Dengan demikian, taufiq sangat dibutuhkan dalam kehidupan. Banyak orang yang mempunyai keinginan dan cita-cita, tapi keinginan dan cita-citanya selalu kandas karena tidak sejalan dengan kehendak Dzat yang Maha kuasa. Andai pun cita-citanya tercapai, itu tidak dinamakan taufiq, karena tidak mendapatkan restu dari Allah SWT.
Demikianlah, Allah swt. memberi bimbingan, agar orang hidup selalu mengharapkan taufiq dari Allah swt: "Dan tiadalah taufiq bagiku melainkan dengan (pertolongan) Allah. Hanya kepada Allah aku bertawwakal dan hanya kepada-Nya pula aku kembali." (QS. 11 Hud:88)

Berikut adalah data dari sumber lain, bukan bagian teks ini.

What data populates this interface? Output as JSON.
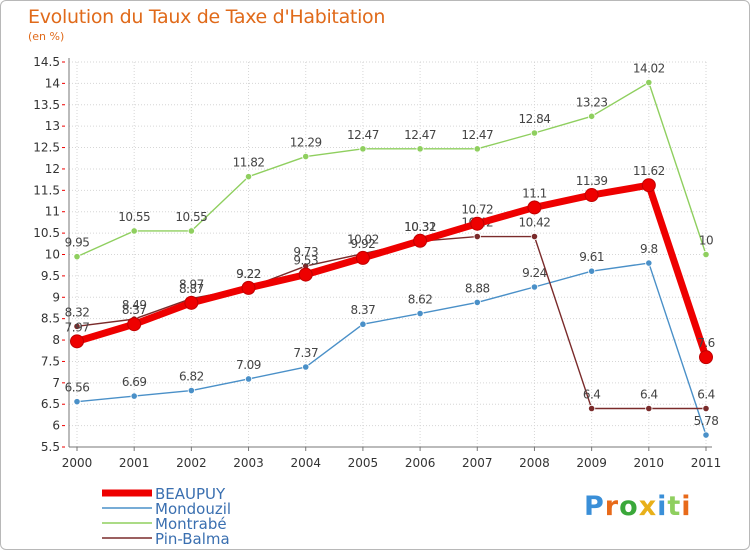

Hidup tanpa taufiq dan iman, tidak akan mendatangkan ketenangan. Kehidupan tanpa dasar iman, akan selalu ragu-ragu dan selalu cemas atas sesuatu yang terjadi. Orang yang kehilangan iman, akan mudah putus asa dan sempit jalan hidupnya.
Berbahagialah orang-orang yang beriman dan senantiasa teguh memegang aqidahnya. Firman Allah swt: "Sesungguhnya orang-orang yang mengatakan: "Rab-kami adalah Allah", kemudian mereka meneguhkan pendirian mereka, maka Malaikat akan turun kepada mereka (dengan mengatakan):"Janganlah kalian merasa takut dan janganlah kalian merasa sedih dan bergembiralah dengan surga yang telah dijanjikan Allah kepada kalian." (QS.41 Fushshilat:30).
Di antara tanda-tanda yang membedakan antara orang-orang yang beriman (mukminin/mukminat) dengan lainnya, ialah mempercayai adanya hidup sesudah mati. Dan yaqin bahwa kehidupan akhirat itulah kehidupan yang kekal, sebagaimana firman Allah: "....serta mereka yaqin akan adanya kehidupan akhirat." (QS.al-Baqarah : 4)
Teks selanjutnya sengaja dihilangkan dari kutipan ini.